Na altura, muitos de nós questionamos o porquê de uma força de interposição, se o País não está em guerra (um facto evidente mas abandonado nas suas considerações), o que aliás anteviu a pouca vontade por parte da CPLP em entrar no terreno e fazer a constatação e recolha de argumentos, todo o material para uma análise exaustiva do conflito que, ainda fresco, facilitava uma melhor leitura.
Mas escolheram então o passeio aéreo por "bandas" com montras mais atractivas e não o lamaçal deste conflito que ia ganhando raízes pós-golpe de Estado no País. Foi o primeiro erro crasso cometido contra o tempo, evitaram pôr o dedo na ferida e preferiram analisar discursos e fotos online. Mas que pena, se são pagos para muito mais, enfim, batendo no ferro ainda quente, facilmente seria moldado a gosto, porque frio é mais custoso e difícil, é o que está a acontecer. Houve, portanto, uma falta de sentido de oportunidade dos diplomatas, alguns preferiram o frio artificial dos gabinetes em vez de arregaçar as mangas no calor tórrido deste conflito no terreno.
É de realçar um factor importante aqui, não vemos duas forças militares em guerra aberta, mas tivemos um golpe militar sem derramamento de sangue e com duas prisões efectivas, tornadas públicas até hoje.
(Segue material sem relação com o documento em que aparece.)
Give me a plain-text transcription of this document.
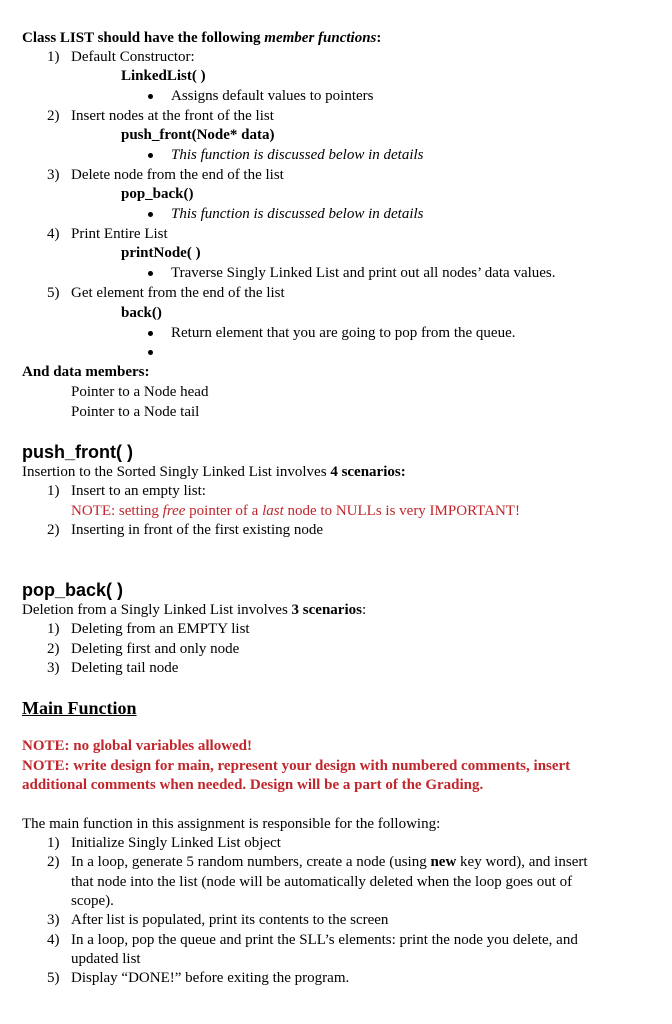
Class LIST should have the following member functions:
1) Default Constructor:
LinkedList( )
Assigns default values to pointers
2) Insert nodes at the front of the list
push_front(Node* data)
This function is discussed below in details
3) Delete node from the end of the list
pop_back()
This function is discussed below in details
4) Print Entire List
printNode( )
Traverse Singly Linked List and print out all nodes’ data values.
5) Get element from the end of the list
back()
Return element that you are going to pop from the queue.
And data members:
Pointer to a Node head
Pointer to a Node tail
push_front( )
Insertion to the Sorted Singly Linked List involves 4 scenarios:
1) Insert to an empty list:
NOTE: setting free pointer of a last node to NULLs is very IMPORTANT!
2) Inserting in front of the first existing node
pop_back( )
Deletion from a Singly Linked List involves 3 scenarios:
1) Deleting from an EMPTY list
2) Deleting first and only node
3) Deleting tail node
Main Function
NOTE: no global variables allowed!
NOTE: write design for main, represent your design with numbered comments, insert
additional comments when needed. Design will be a part of the Grading.
The main function in this assignment is responsible for the following:
1) Initialize Singly Linked List object
2) In a loop, generate 5 random numbers, create a node (using new key word), and insert
that node into the list (node will be automatically deleted when the loop goes out of
scope).
3) After list is populated, print its contents to the screen
4) In a loop, pop the queue and print the SLL’s elements: print the node you delete, and
updated list
5) Display “DONE!” before exiting the program.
Continua num impasse o que toca a soluções definitivas que englobem a totalidade das forças políticas no território, auto – exclusão do maior partido político no terreno (PAIGC). Uma guerra de palavras substitui as balas no teatro das operações, um combate em duas frentes, nacional e na Diáspora, uma falta de harmonia nos objectivos traçados, com ambas as partes em perfeita surdez propositada, que aponta para um impasse de longa duração nesta resolução que se pretende positiva e mais justa, de acordo com uma paz possível a conquistar num período de transição.

Mas, meus compatriotas e amigos, "onde houver mel, mete-se o dedo e chupa-se" dizia o outro, e porque não, perguntamos nós. Só se houver o controle desta riqueza que todos cobiçam e ninguém dispensa para a sua saúde física e financeira reconhecidas no futuro, na biodiversidade, na existência de muitas outras riquezas no mar e no subsolo deste território hoje cobiçado por "aves" de rapina, que em voo parado de reconhecimento aguardam por um momento certo, quando já estiverem cadáveres os nativos, para baixar as âncoras e subtrair o que puderem. Chegam trazidos nas costas de alguns Guineenses inconscientes da sua ligação “sanguínea” à Terra, e fazendo tudo para vender a Mãe a preço de saldo, e tudo o que não teria preço, pela sua natureza visceral do afecto, respeito pelo Povo, culturas, patrimónios físico, material e humano deste Povo.

Na Síria, infelizmente a situação do conflito atinge proporções desastrosas. Há já alguns meses que se previu esta evolução galopante para uma guerra civil, como todas elas, com resultados imprevisíveis, na única certeza porém de nada travar as mortes, assassinatos, abusos e barbárie, acostumados a rever cenários de chacina, e como se não bastasse, a comunidade internacional aguarda calma, numa estratégia algo duvidosa e expectante, quando as potências que costumam policiar o mundo, até hoje nada fizeram para travar militarmente esta situação. Dá para perceber que só chegam quando o que lhes interessa assim o exige, tudo leva a crer que esta afirmação militar acontece sempre com contrapartidas materiais e económicas à vista. Como exemplo temos  o caso Líbia, que em poucas semanas, numa gigantesca operação militar, aviões descolaram vinte e oito mil vezes para bombardear esse território, hoje basta ver, pensarmos, sabemos que benefícios estiveram por trás destas intervenções rápidas. Perguntamos, porque ainda não foram intervir na Síria, onde morrem crianças, mulheres e velhos todos os dias.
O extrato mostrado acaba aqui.